It sounds like the set-up for a silly anime, but the end of the story is soberingly real.
So stop me if you think you’ve heard this scenario in an anime or manga. There’s a guy in his early 20s, who’s not going to college and has no job. Somehow, he meets a junior high school girl, and despite their difference in ages, they team up for adventures connected to an interest in manga, and their capers eventually become so wacky that they land them in trouble with the authorities.
But even though the story combines so many well-worn anime/manga tropes, it’s really hard to pinpoint the specific series that has this precise mix, isn’t it? Well, don’t strain your brain trying to remember the title, because the above tale isn’t from any otaku media, but from real-life Kobe.
On January 30, at about 7;30 in the evening, officers from Kobe’s Higashinada Ward Precinct arrested an unemployed 22-year-old man and a 14-year-old female middle schooler, who were acting as partners in a heist attempting to steal 38 volumes of manga, with a total value of roughly 21,000 yen (US$188).
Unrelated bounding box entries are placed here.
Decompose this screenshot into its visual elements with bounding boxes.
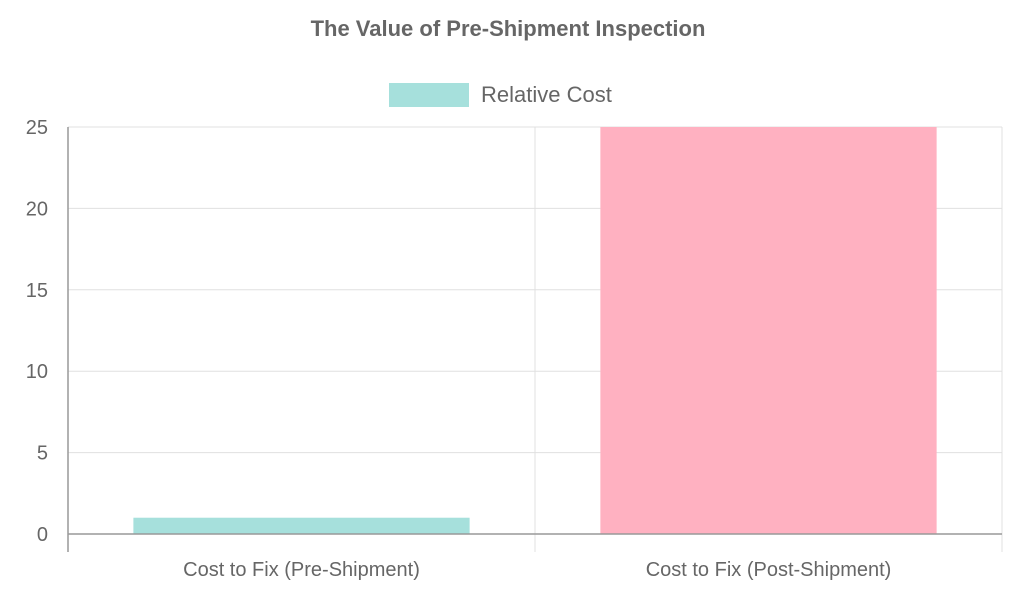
y-axis-ticks: 0 5 10 15 20 25 <box>26 117 48 546</box>
y-tick-label-20: 20 <box>26 198 48 220</box>
y-tick-label-15: 15 <box>26 280 48 302</box>
axes <box>67 127 1002 552</box>
legend-label-relative-cost: Relative Cost <box>481 82 612 107</box>
y-tick-label-10: 10 <box>26 361 48 383</box>
bar-pre-shipment[interactable] <box>133 517 470 534</box>
y-tick-label-5: 5 <box>37 443 48 465</box>
x-tick-label-1: Cost to Fix (Post-Shipment) <box>646 559 892 581</box>
x-axis-ticks: Cost to Fix (Pre-Shipment) Cost to Fix (P… <box>183 559 891 581</box>
x-tick-label-0: Cost to Fix (Pre-Shipment) <box>183 559 420 581</box>
y-tick-label-25: 25 <box>26 117 48 139</box>
y-tick-label-0: 0 <box>37 524 48 546</box>
chart-title: The Value of Pre-Shipment Inspection <box>311 16 706 41</box>
bar-post-shipment[interactable] <box>600 127 937 534</box>
bars <box>133 127 937 534</box>
legend[interactable]: Relative Cost <box>389 82 612 107</box>
legend-swatch-relative-cost <box>389 83 469 107</box>
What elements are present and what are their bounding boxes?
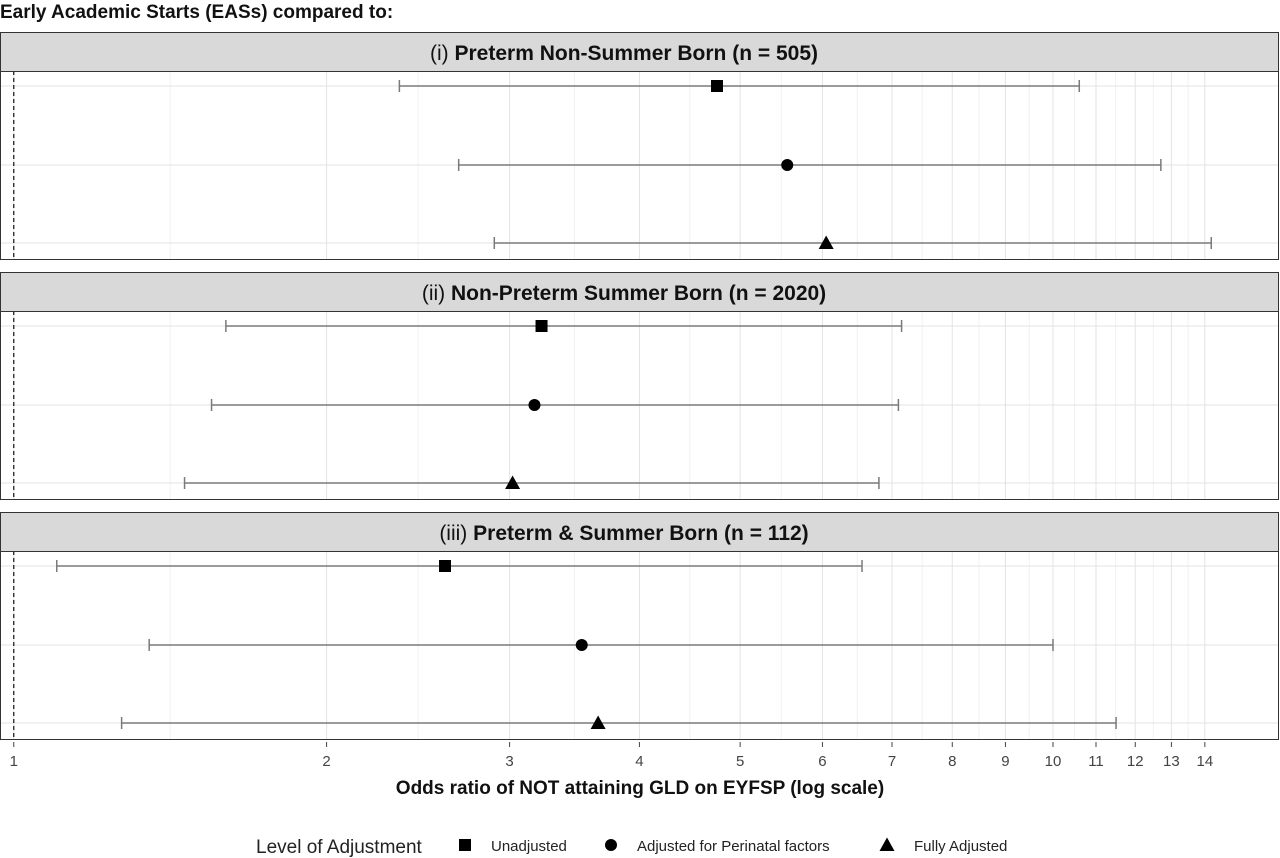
point-estimate-circle bbox=[781, 159, 794, 171]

The suspects subsequently admitted to the charges.
The criminal duo might have gotten away with it had they chosen a safer target. Just two days before, images of a man and woman resembling the arrested pair were caught on surveillance cameras in the very same bookstore, stuffing an incredible 100 volumes of manga into paper bags they were carrying before leaving the store without paying for them. When the pair returned on January 30, the store manager recognized them from the footage and contacted the police, who arrived and caught the thieves in the process of trying to pull off their second score.
Oddly enough, the pair showed a lack of variety not only by targeting the same store twice in such rapid succession, but also in that for the attempted second theft, all 38 volumes they were trying to steal were from the same series, which makes one wonder if they were robbing the store in order to resell the pilfered books, or simply because they wanted to read the series themselves. Then there’s the outside chance that they were just worried about any unsold comics ending up as toilet paper.
Although online speculation is leaning towards the 38 volumes as being from Yasuhisa Hara’s epic period piece Kingdom, official reports merely refer to the 38 manga volumes as being from “a series set in China during the Spring and Autumn Warring States Period.” Whether the vagueness on the part of the police is because they find the manga’s exact title to immaterial to the case, don’t want to plant the idea that “This series is so good you should steal three dozen-plus volumes of it right now!” in the minds of other potential shoplifters, or simply prefer mecha or magical girl franchises, is unknown.